Ukraine's Poroshenko Hails End of Political Crisis

Ukraine's President Petro Poroshenko speaks during a news conference at the Japan National Press Club in Tokyo April 6, 2016. Thomas Peter/Reuters

Ukraine's President Petro Poroshenko has announced the deadlock between parliament and his country's government is over, with the appointment of the new prime minister.

His former ally Arseniy Yatsenyuk officially resigned last week, after months of pressure both from Poroshenko, the opposition and the Ukrainian public. Poroshenko issued a thinly veiled request for Yatsenyuk to resign, calling for "a full reboot" of government in February. A parliamentary vote of no-confidence the same day failed to oust Yatsenyuk and all coalition partners except Poroshenko's party and Yatsenyuk's People's Front, withdrew their support.

Last week parliamentary speaker Volodymyr Groysman was appointed to succeed Yatsenyuk, following a close parliamentary vote.

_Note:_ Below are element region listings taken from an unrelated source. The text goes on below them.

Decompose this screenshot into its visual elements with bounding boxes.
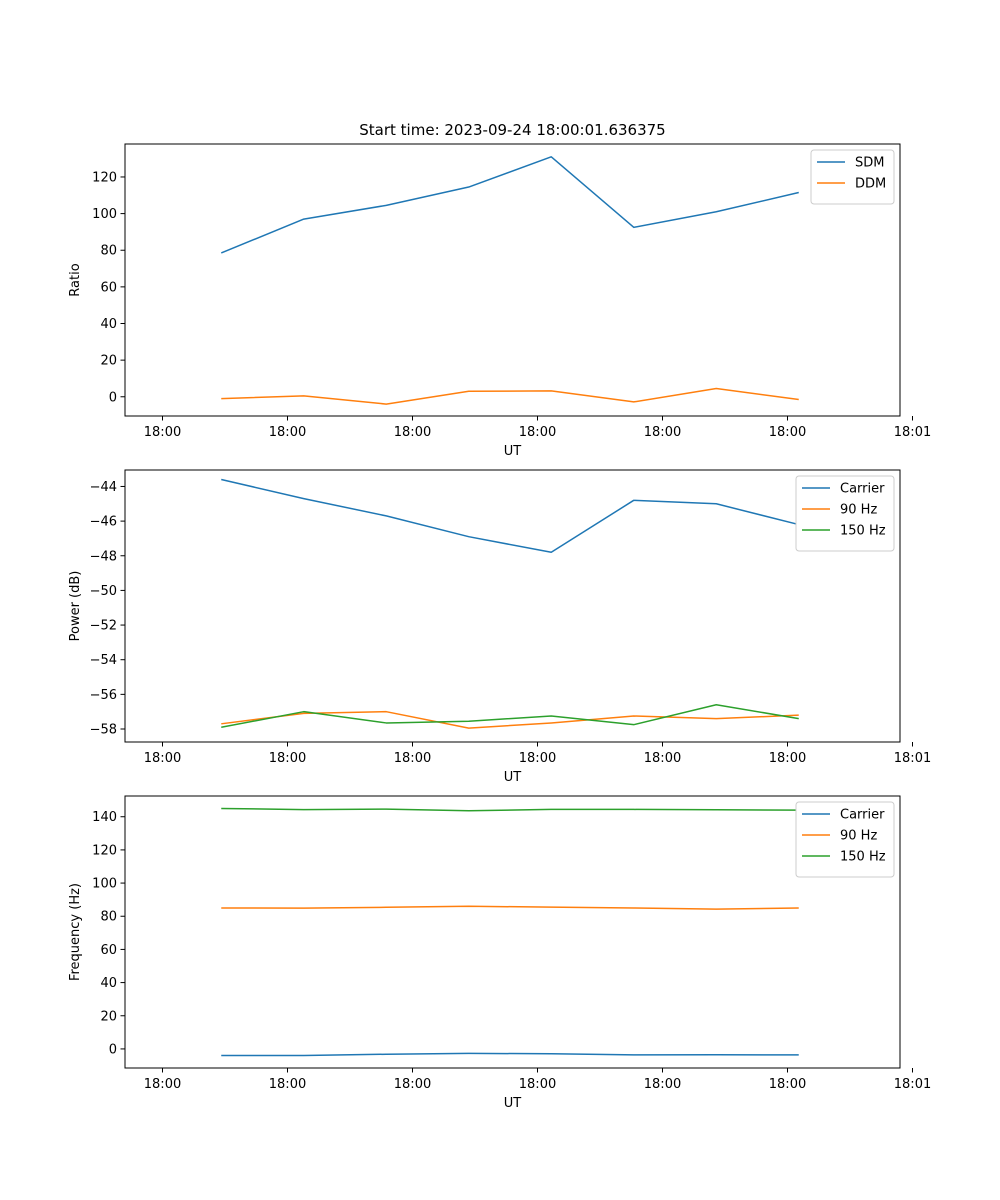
legend-label: Carrier — [840, 482, 885, 497]
legend: SDM DDM — [810, 149, 895, 205]
y-axis-label: Ratio — [68, 263, 83, 296]
x-tick-label: 18:00 — [394, 1077, 431, 1092]
legend-label: Carrier — [840, 808, 885, 823]
x-axis-label: UT — [504, 1096, 522, 1111]
legend: Carrier 90 Hz 150 Hz — [795, 475, 895, 552]
x-tick-label: 18:00 — [394, 425, 431, 440]
x-tick-label: 18:00 — [644, 751, 681, 766]
x-tick-label: 18:00 — [644, 425, 681, 440]
x-axis-label: UT — [504, 444, 522, 459]
series-line-carrier — [221, 1052, 799, 1057]
x-tick-label: 18:00 — [144, 751, 181, 766]
x-axis-label: UT — [504, 770, 522, 785]
y-tick-label: −44 — [90, 480, 117, 495]
series-line-150-hz — [221, 704, 799, 729]
plot-frame — [124, 469, 901, 743]
x-tick-label: 18:00 — [144, 1077, 181, 1092]
axes-layer: 18:00 18:00 18:00 18:00 18:00 18:00 18:01 0 20 40… — [68, 143, 931, 1111]
plot-frame — [124, 795, 901, 1069]
y-tick-label: 0 — [109, 390, 117, 405]
y-tick-label: −56 — [90, 688, 117, 703]
series-line-ddm — [221, 387, 799, 405]
y-tick-label: 80 — [100, 910, 117, 925]
y-axis-label: Frequency (Hz) — [68, 883, 83, 981]
axes-frequency: 18:00 18:00 18:00 18:00 18:00 18:00 18:01 0 20 40… — [68, 795, 931, 1111]
y-tick-label: 120 — [92, 843, 117, 858]
x-tick-label: 18:01 — [894, 425, 931, 440]
y-tick-label: 120 — [92, 170, 117, 185]
y-tick-label: 80 — [100, 244, 117, 259]
legend-frame — [795, 475, 895, 552]
y-tick-label: 20 — [100, 1009, 117, 1024]
y-tick-label: 60 — [100, 943, 117, 958]
x-tick-label: 18:00 — [269, 1077, 306, 1092]
x-tick-label: 18:00 — [519, 1077, 556, 1092]
y-tick-label: 140 — [92, 810, 117, 825]
y-tick-label: −48 — [90, 549, 117, 564]
series-line-150-hz — [221, 807, 799, 812]
x-tick-label: 18:00 — [769, 425, 806, 440]
legend-frame — [810, 149, 895, 205]
x-tick-label: 18:00 — [519, 425, 556, 440]
x-tick-label: 18:00 — [394, 751, 431, 766]
x-tick-label: 18:00 — [769, 1077, 806, 1092]
y-tick-label: −52 — [90, 619, 117, 634]
x-tick-label: 18:00 — [519, 751, 556, 766]
y-tick-label: −46 — [90, 515, 117, 530]
legend-label: 90 Hz — [840, 503, 877, 518]
y-tick-label: −54 — [90, 653, 117, 668]
x-tick-label: 18:00 — [144, 425, 181, 440]
x-tick-label: 18:00 — [269, 751, 306, 766]
y-tick-label: −50 — [90, 584, 117, 599]
y-tick-label: 60 — [100, 280, 117, 295]
series-line-90-hz — [221, 905, 799, 910]
plot-frame — [124, 143, 901, 417]
y-tick-label: 20 — [100, 354, 117, 369]
x-tick-label: 18:00 — [769, 751, 806, 766]
y-tick-label: 100 — [92, 207, 117, 222]
axes-power: 18:00 18:00 18:00 18:00 18:00 18:00 18:01 −58 −5… — [68, 469, 931, 785]
x-tick-label: 18:01 — [894, 1077, 931, 1092]
y-tick-label: 100 — [92, 877, 117, 892]
y-tick-label: −58 — [90, 723, 117, 738]
legend-label: 150 Hz — [840, 524, 886, 539]
legend-label: DDM — [855, 177, 886, 192]
y-tick-label: 40 — [100, 317, 117, 332]
legend-label: 90 Hz — [840, 829, 877, 844]
y-axis-label: Power (dB) — [68, 571, 83, 642]
axes-ratio: 18:00 18:00 18:00 18:00 18:00 18:00 18:01 0 20 40… — [68, 143, 931, 459]
legend-label: 150 Hz — [840, 850, 886, 865]
chart-title: Start time: 2023-09-24 18:00:01.636375 — [359, 121, 665, 139]
series-line-sdm — [220, 156, 799, 254]
legend: Carrier 90 Hz 150 Hz — [795, 801, 895, 878]
legend-frame — [795, 801, 895, 878]
series-line-carrier — [221, 478, 799, 554]
x-tick-label: 18:00 — [269, 425, 306, 440]
y-tick-label: 0 — [109, 1042, 117, 1057]
y-tick-label: 40 — [100, 976, 117, 991]
x-tick-label: 18:00 — [644, 1077, 681, 1092]
x-tick-label: 18:01 — [894, 751, 931, 766]
legend-label: SDM — [855, 156, 884, 171]
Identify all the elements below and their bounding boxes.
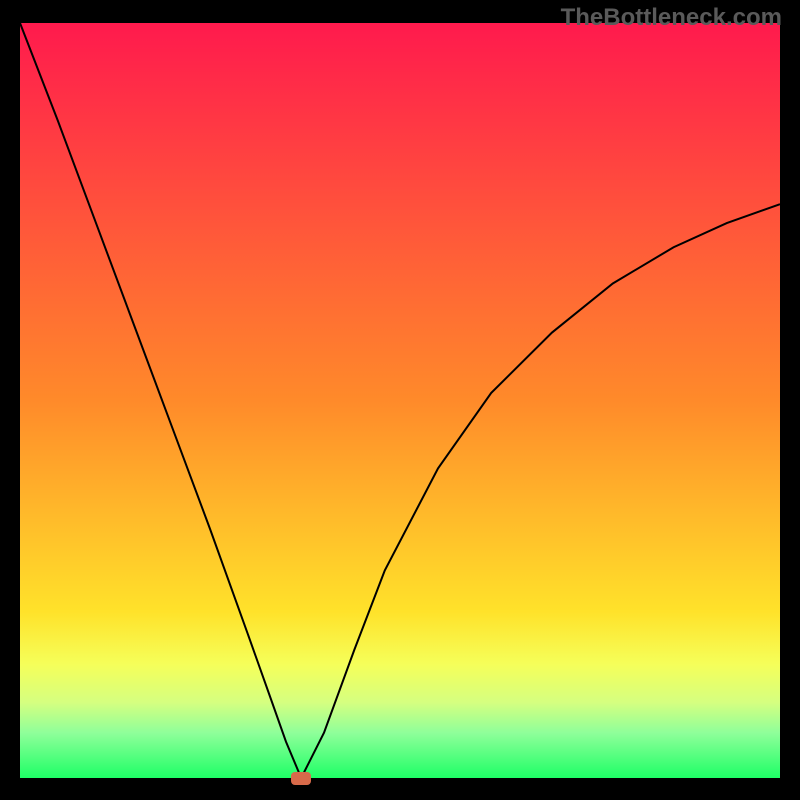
curve-path bbox=[20, 23, 780, 778]
bottleneck-chart bbox=[20, 23, 780, 778]
watermark-text: TheBottleneck.com bbox=[561, 4, 782, 32]
minimum-marker bbox=[291, 772, 311, 785]
curve-line bbox=[20, 23, 780, 778]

Poroshenko addressed National Reform Council, the body formed by the him to oversee pro-European reforms, which comprises the cabinet, the speaker and finance officials, on Wednesday. The Ukrainian leader told ministers that the sheer fact they were meeting showed that the political crisis that caused the slow collapse of the previous government was over.

Poroshenko hailed the meeting as a "historical event" news site Ukrainskaya Pravda reports, urging ministers to show professional and political responsibility in government.

Groysman leads a charge of members from Poroshenko's Bloc Petro Poroshenko party to strengthen the party's presence in cabinet. The current coalition government is made up entirely of two parties—Bloc Petro Poroshenko and People's Front.

Key figures such as Interior Minister Arsen Avakov, Foreign Minister Pavlo Klimkin and Minister of Defence Stepan Poltorak have retained their jobs, while the country is still without a Health Minister.

Unlike the previous government, Groysman's cabinet has no ministers from Fatherland, Oleh Lyashko's Radical Party and Self-Reliance, all of whom withdrew from government months ago. This theoretically means the coalition is less fractious, but questions remain how effective the new government will be in combatting the endemic corruption in Ukraine. An issue which, according to recent polls, has come to be perceived by Ukrainians as a problem as serious as the war against pro-Russian separatists in the east.